Shaping the Future of MEMS
A new micro-electro-mechanical system (MEMS) conference debuted this week, Shaping the Future of MEMS and Sensors, on September 10 in Santa Clara, California, hosted by STMicroelectronics. A wide variety of representatives from the MEMS ecosystem presented their views on where MEMS is headed, in two parallel tracks, one on MEMS in consumer electronics and the other on MEMS in healthcare and wellness.
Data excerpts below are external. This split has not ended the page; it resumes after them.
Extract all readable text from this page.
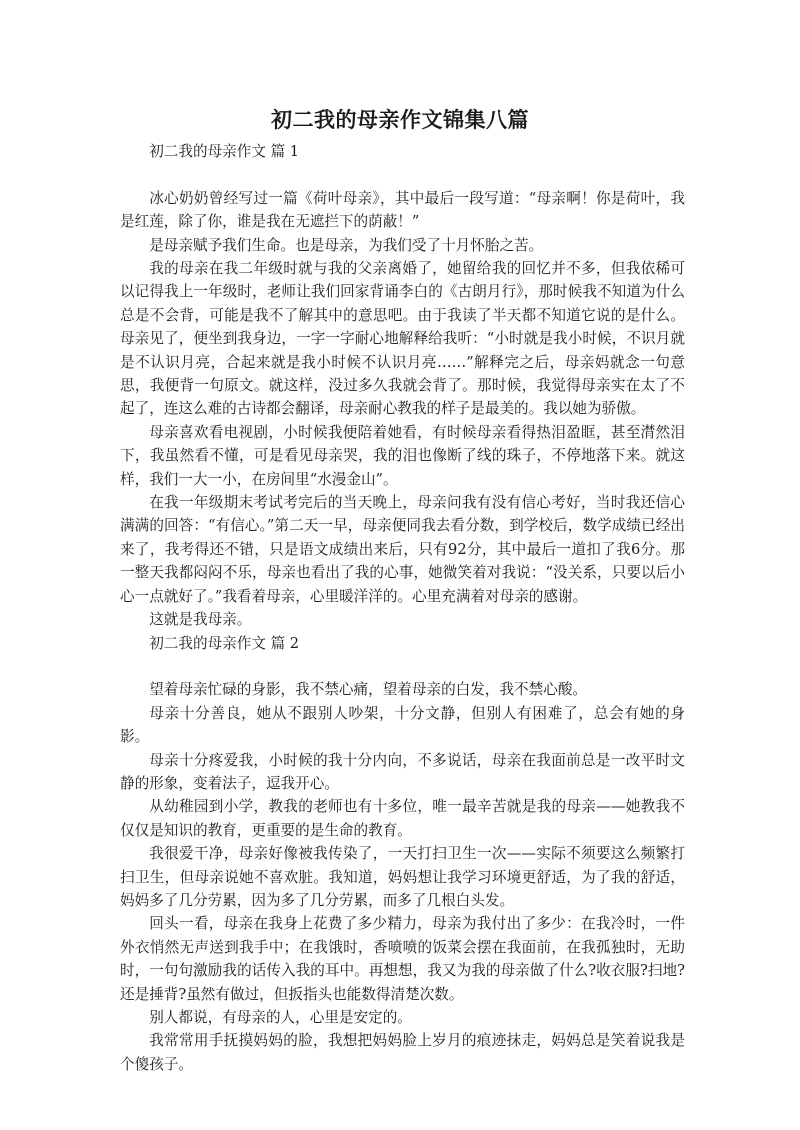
初二我的母亲作文锦集八篇

初二我的母亲作文 篇 1

冰心奶奶曾经写过一篇《荷叶母亲》，其中最后一段写道：“母亲啊！你是荷叶，我是红莲，除了你，谁是我在无遮拦下的荫蔽！”

是母亲赋予我们生命。也是母亲，为我们受了十月怀胎之苦。

我的母亲在我二年级时就与我的父亲离婚了，她留给我的回忆并不多，但我依稀可以记得我上一年级时，老师让我们回家背诵李白的《古朗月行》，那时候我不知道为什么总是不会背，可能是我不了解其中的意思吧。由于我读了半天都不知道它说的是什么。母亲见了，便坐到我身边，一字一字耐心地解释给我听：“小时就是我小时候，不识月就是不认识月亮，合起来就是我小时候不认识月亮……”解释完之后，母亲妈就念一句意思，我便背一句原文。就这样，没过多久我就会背了。那时候，我觉得母亲实在太了不起了，连这么难的古诗都会翻译，母亲耐心教我的样子是最美的。我以她为骄傲。

母亲喜欢看电视剧，小时候我便陪着她看，有时候母亲看得热泪盈眶，甚至潸然泪下，我虽然看不懂，可是看见母亲哭，我的泪也像断了线的珠子，不停地落下来。就这样，我们一大一小，在房间里“水漫金山”。

在我一年级期末考试考完后的当天晚上，母亲问我有没有信心考好，当时我还信心满满的回答：“有信心。”第二天一早，母亲便同我去看分数，到学校后，数学成绩已经出来了，我考得还不错，只是语文成绩出来后，只有92分，其中最后一道扣了我6分。那一整天我都闷闷不乐，母亲也看出了我的心事，她微笑着对我说：“没关系，只要以后小心一点就好了。”我看着母亲，心里暖洋洋的。心里充满着对母亲的感谢。

这就是我母亲。

初二我的母亲作文 篇 2

望着母亲忙碌的身影，我不禁心痛，望着母亲的白发，我不禁心酸。

母亲十分善良，她从不跟别人吵架，十分文静，但别人有困难了，总会有她的身影。

母亲十分疼爱我，小时候的我十分内向，不多说话，母亲在我面前总是一改平时文静的形象，变着法子，逗我开心。

从幼稚园到小学，教我的老师也有十多位，唯一最辛苦就是我的母亲——她教我不仅仅是知识的教育，更重要的是生命的教育。

我很爱干净，母亲好像被我传染了，一天打扫卫生一次——实际不须要这么频繁打扫卫生，但母亲说她不喜欢脏。我知道，妈妈想让我学习环境更舒适，为了我的舒适，妈妈多了几分劳累，因为多了几分劳累，而多了几根白头发。

回头一看，母亲在我身上花费了多少精力，母亲为我付出了多少：在我冷时，一件外衣悄然无声送到我手中；在我饿时，香喷喷的饭菜会摆在我面前，在我孤独时，无助时，一句句激励我的话传入我的耳中。再想想，我又为我的母亲做了什么?收衣服?扫地?还是捶背?虽然有做过，但扳指头也能数得清楚次数。

别人都说，有母亲的人，心里是安定的。

我常常用手抚摸妈妈的脸，我想把妈妈脸上岁月的痕迹抹走，妈妈总是笑着说我是个傻孩子。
First up in the consumer track was Becky Oh, president and CEO of PNI Sensors Inc. (Santa Rosa, Calif.), who presented the history behind PNI’s latest innovation — a tiny 1.5-by-1.5-by-0.5-millimeter chip that can perform the complex sensor fusion function for any manufacturer’s accelerometer, gyroscope, magnetometer, and altimeter, then output location readings to any applications processor. Called Sentral, the hardware state-machine chip is similar in function to the M7 sensor fusion chip just announced by Apple for its iPhone 5s in that it offloads the sensor fusion function from the application processor while consuming just one percent of its power.
Other highlights in the consumer track included Broadcom’s senior program manager, Steve Malkos, who described an innovative sensor fusion algorithm for determining location information for vehicles by combining the outputs from GPS with the dead-reckoning capabilities of accelerometer, gyroscope, magnetometer, and altimeter. Called the Hybrid Universal Location Application, HULA uses Kalman filters to compensate for errors in individual sensors — such as blocked GPS signals or stray magnetic fields affecting magnetometer readings — resulting in more accurate location information.